Influence of Carbon Content on Micro-stresses in Cemented Carbide

Motivation

WC-Co-based carbide is one of the most important tool materials. In the production of a car, more than 50 manufacturing steps involving carbide are necessary. An important aspect is understanding the formation of type II residual stresses. These residual stresses, which act at the grain level, not only influence subsequent manufacturing steps in tool production, but also overlap with the operating loads of carbide products, thus impairing their performance. The carbon content is significant for the microstructure and properties of WC-Co carbides. The research approach of the project is based on experimental and numerical work, all of which aims to quantify the influence of the carbon content on the microstructure and the process-related internal stresses. The project will result in an experimentally validated simulation chain that will enable an understanding of the individual influences on residual stresses and thus a targeted improvement of carbides by controlling the carbon content within the process window during the manufacture of carbide tools.

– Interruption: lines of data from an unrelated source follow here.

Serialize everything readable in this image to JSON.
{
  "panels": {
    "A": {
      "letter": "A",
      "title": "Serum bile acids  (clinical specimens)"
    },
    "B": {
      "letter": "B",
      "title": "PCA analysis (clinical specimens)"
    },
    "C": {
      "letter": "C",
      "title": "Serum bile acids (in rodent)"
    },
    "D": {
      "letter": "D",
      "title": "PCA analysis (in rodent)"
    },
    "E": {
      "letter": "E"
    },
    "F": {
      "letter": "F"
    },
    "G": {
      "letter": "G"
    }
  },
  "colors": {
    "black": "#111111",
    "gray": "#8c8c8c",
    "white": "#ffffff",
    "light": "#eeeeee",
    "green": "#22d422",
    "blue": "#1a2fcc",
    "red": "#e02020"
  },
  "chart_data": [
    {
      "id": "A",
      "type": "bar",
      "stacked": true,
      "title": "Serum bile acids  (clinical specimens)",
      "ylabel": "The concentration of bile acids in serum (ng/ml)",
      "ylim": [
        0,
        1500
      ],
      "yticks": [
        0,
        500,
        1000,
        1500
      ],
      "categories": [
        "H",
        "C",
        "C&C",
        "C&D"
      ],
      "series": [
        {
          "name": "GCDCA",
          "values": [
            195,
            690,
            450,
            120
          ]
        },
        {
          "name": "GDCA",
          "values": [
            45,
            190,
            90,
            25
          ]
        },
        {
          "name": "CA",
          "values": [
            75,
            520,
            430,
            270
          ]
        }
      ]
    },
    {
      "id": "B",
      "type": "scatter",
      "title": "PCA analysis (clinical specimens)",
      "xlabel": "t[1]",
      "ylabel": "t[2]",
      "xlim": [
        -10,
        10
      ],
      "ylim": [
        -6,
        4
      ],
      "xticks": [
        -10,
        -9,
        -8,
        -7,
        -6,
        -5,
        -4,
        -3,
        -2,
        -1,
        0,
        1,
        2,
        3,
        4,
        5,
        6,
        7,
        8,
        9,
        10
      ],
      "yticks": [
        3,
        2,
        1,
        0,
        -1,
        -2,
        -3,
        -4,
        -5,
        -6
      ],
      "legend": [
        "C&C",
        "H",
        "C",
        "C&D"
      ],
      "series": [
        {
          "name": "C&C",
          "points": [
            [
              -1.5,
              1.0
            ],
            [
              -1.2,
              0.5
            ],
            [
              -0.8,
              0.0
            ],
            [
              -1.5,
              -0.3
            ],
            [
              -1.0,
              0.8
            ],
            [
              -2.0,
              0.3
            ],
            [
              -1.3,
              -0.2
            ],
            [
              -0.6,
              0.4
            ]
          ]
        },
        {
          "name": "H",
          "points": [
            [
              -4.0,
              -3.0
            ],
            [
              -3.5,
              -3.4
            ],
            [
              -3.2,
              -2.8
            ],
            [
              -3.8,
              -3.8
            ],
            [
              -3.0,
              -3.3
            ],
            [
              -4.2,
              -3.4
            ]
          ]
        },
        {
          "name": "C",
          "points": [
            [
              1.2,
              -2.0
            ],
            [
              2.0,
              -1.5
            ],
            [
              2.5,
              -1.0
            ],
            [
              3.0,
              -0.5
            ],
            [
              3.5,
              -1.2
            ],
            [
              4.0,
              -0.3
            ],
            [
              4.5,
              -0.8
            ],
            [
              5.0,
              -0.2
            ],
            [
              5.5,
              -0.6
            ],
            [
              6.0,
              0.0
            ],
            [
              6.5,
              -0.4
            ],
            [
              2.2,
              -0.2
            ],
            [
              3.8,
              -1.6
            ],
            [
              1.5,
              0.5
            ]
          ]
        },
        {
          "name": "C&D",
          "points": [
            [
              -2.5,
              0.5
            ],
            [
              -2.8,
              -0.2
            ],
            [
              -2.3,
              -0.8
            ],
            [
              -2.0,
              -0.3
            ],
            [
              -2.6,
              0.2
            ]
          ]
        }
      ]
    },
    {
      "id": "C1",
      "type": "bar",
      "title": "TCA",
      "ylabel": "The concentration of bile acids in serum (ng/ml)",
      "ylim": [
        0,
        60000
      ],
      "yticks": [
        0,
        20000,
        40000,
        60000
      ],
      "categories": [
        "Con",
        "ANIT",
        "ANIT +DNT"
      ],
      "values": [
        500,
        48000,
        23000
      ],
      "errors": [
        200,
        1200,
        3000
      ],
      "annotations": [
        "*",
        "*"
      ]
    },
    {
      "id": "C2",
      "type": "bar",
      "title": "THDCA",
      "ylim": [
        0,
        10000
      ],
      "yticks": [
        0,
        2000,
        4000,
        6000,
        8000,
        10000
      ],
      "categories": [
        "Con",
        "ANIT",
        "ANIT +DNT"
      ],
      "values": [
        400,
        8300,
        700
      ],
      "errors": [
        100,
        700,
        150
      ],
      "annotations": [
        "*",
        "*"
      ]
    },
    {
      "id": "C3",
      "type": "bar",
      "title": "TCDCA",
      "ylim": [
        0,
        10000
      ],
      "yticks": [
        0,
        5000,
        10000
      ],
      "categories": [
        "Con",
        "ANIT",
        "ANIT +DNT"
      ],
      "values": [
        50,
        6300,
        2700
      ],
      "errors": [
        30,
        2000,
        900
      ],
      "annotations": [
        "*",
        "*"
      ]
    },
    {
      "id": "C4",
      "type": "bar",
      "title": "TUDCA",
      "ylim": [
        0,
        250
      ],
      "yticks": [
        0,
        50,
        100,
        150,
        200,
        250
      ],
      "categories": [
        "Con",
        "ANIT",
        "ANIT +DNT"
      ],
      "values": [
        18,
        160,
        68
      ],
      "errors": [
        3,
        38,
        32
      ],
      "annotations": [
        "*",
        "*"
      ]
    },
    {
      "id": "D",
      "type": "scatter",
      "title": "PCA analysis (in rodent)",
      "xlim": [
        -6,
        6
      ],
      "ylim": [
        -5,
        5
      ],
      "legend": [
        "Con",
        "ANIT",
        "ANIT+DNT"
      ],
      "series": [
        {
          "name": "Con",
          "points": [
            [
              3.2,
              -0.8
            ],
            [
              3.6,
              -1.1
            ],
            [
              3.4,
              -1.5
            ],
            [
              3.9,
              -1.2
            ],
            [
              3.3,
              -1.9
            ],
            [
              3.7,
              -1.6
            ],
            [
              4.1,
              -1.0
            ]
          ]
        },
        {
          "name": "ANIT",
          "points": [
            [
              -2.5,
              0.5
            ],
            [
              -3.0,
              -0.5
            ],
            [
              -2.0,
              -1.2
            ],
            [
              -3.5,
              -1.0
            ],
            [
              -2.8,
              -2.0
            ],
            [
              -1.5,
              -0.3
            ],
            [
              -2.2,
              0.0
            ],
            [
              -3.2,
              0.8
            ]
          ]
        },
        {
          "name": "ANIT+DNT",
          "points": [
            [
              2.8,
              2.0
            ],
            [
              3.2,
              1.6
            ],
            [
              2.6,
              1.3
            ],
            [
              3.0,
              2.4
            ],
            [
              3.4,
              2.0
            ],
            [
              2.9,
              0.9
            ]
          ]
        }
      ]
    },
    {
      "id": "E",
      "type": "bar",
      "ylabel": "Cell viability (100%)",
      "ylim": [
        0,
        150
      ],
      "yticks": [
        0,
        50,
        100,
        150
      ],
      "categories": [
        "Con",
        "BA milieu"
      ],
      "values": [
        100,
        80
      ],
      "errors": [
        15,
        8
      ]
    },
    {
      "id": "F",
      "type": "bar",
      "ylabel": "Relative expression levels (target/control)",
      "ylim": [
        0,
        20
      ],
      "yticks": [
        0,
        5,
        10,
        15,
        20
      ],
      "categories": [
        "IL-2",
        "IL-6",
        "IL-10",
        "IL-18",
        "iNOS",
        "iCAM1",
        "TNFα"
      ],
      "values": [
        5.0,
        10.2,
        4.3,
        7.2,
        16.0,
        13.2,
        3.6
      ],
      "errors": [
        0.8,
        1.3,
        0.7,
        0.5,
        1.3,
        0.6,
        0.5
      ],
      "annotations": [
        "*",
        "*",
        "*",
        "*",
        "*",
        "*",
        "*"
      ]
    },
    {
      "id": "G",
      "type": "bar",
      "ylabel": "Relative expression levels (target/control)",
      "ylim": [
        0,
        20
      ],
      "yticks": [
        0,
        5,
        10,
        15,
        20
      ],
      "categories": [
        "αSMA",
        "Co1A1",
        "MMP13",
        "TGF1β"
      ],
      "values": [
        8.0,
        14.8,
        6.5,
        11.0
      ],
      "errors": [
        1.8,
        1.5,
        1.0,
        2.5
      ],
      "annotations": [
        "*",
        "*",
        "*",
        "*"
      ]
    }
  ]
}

Objective and Scope of the Project

The type II residual stresses acting in the structure after sintering of cemented carbide significantly determine both the subsequent manufacturing steps of a tool (e.g., eroding and coating) and the mechanical properties such as strength and toughness. The overarching objective of the research project is therefore to understand and quantitatively determine the influence of carbon content on type II residual stresses in cemented carbide. To this end, a simulation model will be developed and verified using measurements of the average carbon content in cemented carbide on the one hand and residual stress measurements in cemented carbide on the other. The influence of carbon on residual stresses in cemented carbide will then be quantitatively investigated using computational studies.